I remember a surge piercing through me.
I was a lion, crouched at the top of a cliff, impaled with spears, roaring, in immense pain. But also in that moment, the most incredible strength coursed through me.
I arched my back and roared.
I felt my body opening up.
Immeasurable pain.
Immeasurable ecstasy.
Unbelievable strength.
And exultation.
Two weeks before my estimated due date, the first surges tickled me awake by urging my bowels to empty themselves.
I was 21 and labouring for the first time.
I was naive and innocent going into my first labour. I had no clue what to expect and Mistress Labour slapped me in the face.
I had to quickly put my big girl panties on.
The first few hours of early labour, gentle surges swaying my hips as I breathed them down, I thought,
“I’ve got this…this is easy…you just breathe through them.”
Yeah right….
When that first active surge slammed into my cervix I thought:
“FUUUUCK!”
I felt like a cowboy who’d lost control of his horse.
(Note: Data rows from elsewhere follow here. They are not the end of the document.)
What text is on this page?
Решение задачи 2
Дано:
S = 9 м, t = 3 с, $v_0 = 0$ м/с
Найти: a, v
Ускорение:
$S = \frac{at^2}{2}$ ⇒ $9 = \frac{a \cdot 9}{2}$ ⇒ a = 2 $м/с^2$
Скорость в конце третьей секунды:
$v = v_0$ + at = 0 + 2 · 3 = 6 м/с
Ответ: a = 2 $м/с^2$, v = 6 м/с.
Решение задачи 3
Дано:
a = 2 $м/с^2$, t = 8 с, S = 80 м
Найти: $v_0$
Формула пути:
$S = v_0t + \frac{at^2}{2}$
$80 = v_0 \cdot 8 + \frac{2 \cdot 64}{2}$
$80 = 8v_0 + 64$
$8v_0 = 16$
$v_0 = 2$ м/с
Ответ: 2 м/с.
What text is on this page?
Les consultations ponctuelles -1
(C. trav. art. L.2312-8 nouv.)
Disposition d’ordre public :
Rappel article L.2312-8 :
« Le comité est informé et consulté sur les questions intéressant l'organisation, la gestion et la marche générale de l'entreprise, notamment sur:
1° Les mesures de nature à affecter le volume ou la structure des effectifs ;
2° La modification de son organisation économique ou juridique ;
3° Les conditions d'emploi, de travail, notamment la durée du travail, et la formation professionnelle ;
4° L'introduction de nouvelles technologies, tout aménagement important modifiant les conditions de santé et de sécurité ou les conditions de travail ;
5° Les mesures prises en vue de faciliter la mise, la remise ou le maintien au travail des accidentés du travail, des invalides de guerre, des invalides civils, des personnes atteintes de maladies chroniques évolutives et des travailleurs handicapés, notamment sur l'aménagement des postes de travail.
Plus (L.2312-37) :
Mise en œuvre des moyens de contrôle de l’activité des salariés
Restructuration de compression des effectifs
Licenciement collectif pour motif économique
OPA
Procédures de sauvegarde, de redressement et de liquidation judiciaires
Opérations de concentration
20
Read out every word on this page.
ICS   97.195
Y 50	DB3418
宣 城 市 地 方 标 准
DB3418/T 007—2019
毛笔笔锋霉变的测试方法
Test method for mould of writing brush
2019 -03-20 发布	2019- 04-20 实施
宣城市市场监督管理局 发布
But somehow I was able to grab the reins and somehow with each surge, I stayed atop that bucking bronco called labour.
Yeeha!
And after 12 hours I pushed out a 5kg baby boy.
Giving birth to my first child, and birthing myself as a mother, changed and saved my life.
I was 21 when I realised how strong I was.
I was 21 when I held my warm and slippery baby against my chest for the first time and I realised how much love I had to give.
The seeds of love strength had always been in me but it was being given the space and time to navigate my way that watered those seeds and allowed them to sprout into the woman, mother and midwife I am today.
And for that, I am truly grateful.
And those seeds continue to grow…
I look forward to being a gnarled old tree one day.
To protect the seedlings still to come.